City of Aleppo suffers as center of Syrian conflict
“Under attack. Nowhere to go, every minute feels like death. Pray for us. Goodbye.”
With one tweet, seven-year-old Syrian girl Bana Alabed exemplifies daily life in Aleppo, Syria’s second largest city.
Aleppo has become a disaster area, caused by immense amounts of fighting that has taken place there. The New Yorker explains this fighting in an article titled “The Battle for Aleppo, Syria’s Stalingrad, Ends,” on Dec. 13 2016, where it is outlined that since 2012, the forces of Syrian President Bashar Al-Assad have fought against a group of rebels.
However, the government forces have now retaken almost all of the city that was formerly a rebel stronghold.
Aleppo has been hit extremely hard by this war, as airstrikes have reduced many buildings in the city to a pile of rubble. CNN reports, on Nov. 20, 2016, in an articled called “Syria activists: Airstrikes knock out hospitals in rebel-held Aleppo,” that in many cases, the indiscriminate bombing in Aleppo, done by Bashar Al-Assad and his Russian allies, directly harms civilians. The article also went on to point out that bombings have destroyed hospitals that civilians rely upon, sometimes for life saving emergency treatment.

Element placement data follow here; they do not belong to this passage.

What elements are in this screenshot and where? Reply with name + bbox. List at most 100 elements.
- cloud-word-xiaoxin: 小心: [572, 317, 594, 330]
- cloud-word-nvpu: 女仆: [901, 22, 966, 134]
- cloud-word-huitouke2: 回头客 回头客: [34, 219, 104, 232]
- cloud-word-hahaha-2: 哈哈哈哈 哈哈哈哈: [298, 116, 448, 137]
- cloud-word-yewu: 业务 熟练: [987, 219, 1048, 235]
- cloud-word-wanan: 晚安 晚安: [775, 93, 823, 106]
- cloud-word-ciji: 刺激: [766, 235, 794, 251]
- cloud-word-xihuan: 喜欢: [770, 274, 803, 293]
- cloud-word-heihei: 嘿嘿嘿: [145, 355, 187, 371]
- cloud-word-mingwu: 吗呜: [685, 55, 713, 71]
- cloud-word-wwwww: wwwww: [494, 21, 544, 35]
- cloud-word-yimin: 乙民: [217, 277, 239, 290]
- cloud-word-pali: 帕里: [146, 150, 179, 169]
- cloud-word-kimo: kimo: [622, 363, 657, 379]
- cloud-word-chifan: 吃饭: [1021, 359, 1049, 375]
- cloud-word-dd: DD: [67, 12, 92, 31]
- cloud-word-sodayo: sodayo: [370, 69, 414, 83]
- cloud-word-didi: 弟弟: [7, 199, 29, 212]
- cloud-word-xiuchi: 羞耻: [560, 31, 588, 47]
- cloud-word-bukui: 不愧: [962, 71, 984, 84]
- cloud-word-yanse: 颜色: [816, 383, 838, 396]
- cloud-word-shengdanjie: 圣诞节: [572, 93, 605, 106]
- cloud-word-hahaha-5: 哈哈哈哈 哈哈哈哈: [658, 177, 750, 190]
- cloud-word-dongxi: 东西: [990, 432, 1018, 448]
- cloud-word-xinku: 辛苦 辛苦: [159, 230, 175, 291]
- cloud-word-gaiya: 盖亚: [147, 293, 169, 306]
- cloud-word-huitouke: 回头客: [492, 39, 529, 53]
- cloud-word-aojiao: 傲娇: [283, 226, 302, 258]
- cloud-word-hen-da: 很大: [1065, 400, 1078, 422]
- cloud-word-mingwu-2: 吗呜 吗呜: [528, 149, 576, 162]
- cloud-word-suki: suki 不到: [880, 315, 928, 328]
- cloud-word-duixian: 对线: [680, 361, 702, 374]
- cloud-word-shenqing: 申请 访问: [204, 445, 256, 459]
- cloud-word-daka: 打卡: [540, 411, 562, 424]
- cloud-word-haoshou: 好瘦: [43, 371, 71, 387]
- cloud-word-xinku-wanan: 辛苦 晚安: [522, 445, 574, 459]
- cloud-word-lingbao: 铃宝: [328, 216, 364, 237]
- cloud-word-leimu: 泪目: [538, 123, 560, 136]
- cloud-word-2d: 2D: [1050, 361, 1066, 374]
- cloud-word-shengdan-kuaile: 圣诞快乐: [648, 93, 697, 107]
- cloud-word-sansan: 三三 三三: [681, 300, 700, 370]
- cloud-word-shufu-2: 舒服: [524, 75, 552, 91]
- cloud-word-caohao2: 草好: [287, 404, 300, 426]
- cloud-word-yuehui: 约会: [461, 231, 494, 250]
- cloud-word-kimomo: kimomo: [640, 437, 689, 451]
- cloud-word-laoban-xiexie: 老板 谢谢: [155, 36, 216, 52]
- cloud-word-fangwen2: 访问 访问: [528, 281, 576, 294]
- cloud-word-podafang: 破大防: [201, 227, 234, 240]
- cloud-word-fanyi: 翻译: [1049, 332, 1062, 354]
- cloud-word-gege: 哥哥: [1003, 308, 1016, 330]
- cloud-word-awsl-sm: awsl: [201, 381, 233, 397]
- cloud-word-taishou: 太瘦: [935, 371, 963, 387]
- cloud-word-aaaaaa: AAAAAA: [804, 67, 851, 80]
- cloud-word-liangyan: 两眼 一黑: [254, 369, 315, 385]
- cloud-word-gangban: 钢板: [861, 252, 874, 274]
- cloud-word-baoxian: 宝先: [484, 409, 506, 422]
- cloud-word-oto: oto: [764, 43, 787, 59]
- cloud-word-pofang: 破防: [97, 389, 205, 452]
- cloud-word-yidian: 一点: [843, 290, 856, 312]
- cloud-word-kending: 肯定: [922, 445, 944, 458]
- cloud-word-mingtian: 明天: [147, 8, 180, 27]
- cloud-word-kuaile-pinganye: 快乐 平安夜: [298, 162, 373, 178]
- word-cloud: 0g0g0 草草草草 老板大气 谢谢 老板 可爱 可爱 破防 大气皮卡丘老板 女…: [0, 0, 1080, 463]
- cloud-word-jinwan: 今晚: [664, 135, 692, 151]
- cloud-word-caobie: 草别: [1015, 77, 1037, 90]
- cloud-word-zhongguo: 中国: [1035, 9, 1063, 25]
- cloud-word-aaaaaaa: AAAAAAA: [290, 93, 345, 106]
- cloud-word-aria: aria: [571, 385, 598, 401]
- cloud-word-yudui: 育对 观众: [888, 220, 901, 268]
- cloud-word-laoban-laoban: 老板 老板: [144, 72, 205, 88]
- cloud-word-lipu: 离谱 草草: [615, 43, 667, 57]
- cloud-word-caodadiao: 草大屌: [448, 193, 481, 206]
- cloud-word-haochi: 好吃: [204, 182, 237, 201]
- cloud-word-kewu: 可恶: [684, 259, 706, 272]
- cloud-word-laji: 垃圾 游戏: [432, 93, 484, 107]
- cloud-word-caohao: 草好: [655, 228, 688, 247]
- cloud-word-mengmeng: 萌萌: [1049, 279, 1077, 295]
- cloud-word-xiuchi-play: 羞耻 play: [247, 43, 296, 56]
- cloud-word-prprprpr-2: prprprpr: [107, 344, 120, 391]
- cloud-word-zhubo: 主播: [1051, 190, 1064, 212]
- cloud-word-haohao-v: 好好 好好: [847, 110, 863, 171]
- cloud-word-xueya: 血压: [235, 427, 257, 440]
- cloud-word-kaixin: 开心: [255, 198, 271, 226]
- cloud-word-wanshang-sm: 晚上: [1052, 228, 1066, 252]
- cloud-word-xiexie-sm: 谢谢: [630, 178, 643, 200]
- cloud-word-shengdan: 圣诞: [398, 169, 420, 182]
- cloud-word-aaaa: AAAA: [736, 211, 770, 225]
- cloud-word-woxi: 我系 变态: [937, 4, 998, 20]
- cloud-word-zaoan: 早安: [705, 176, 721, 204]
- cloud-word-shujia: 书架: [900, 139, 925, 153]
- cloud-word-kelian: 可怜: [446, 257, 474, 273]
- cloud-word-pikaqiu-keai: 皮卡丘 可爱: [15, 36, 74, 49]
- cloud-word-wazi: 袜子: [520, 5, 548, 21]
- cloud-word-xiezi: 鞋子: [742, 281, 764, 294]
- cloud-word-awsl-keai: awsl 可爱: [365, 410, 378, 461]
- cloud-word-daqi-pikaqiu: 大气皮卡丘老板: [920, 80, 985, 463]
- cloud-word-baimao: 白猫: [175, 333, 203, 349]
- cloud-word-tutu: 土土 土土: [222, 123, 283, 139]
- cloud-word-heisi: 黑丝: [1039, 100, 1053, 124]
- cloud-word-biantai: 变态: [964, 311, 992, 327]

Not only do civilians in Aleppo have reason to fear bombings, they also are threatened by government soldiers. In a Dec. 13, 2016 article by the BBC titled “Aleppo battle: UN says civilians shot on the spot,” government forces may kill civilians they come across. They cite a United Nations investigation that found that government forces have been killing people, as well as women in children, in their homes and on the street.
Moreover, the violence taking place in Aleppo is only one example of the widespread violence that plagues Syria. World Vision outlines on Dec. 22, 2016, that 4.8 million Syrians are refugees, forced to flee from the threat of violence.
The civil war struggle in Aleppo is an extremely delicate situation, and a disaster for human rights for those that live there.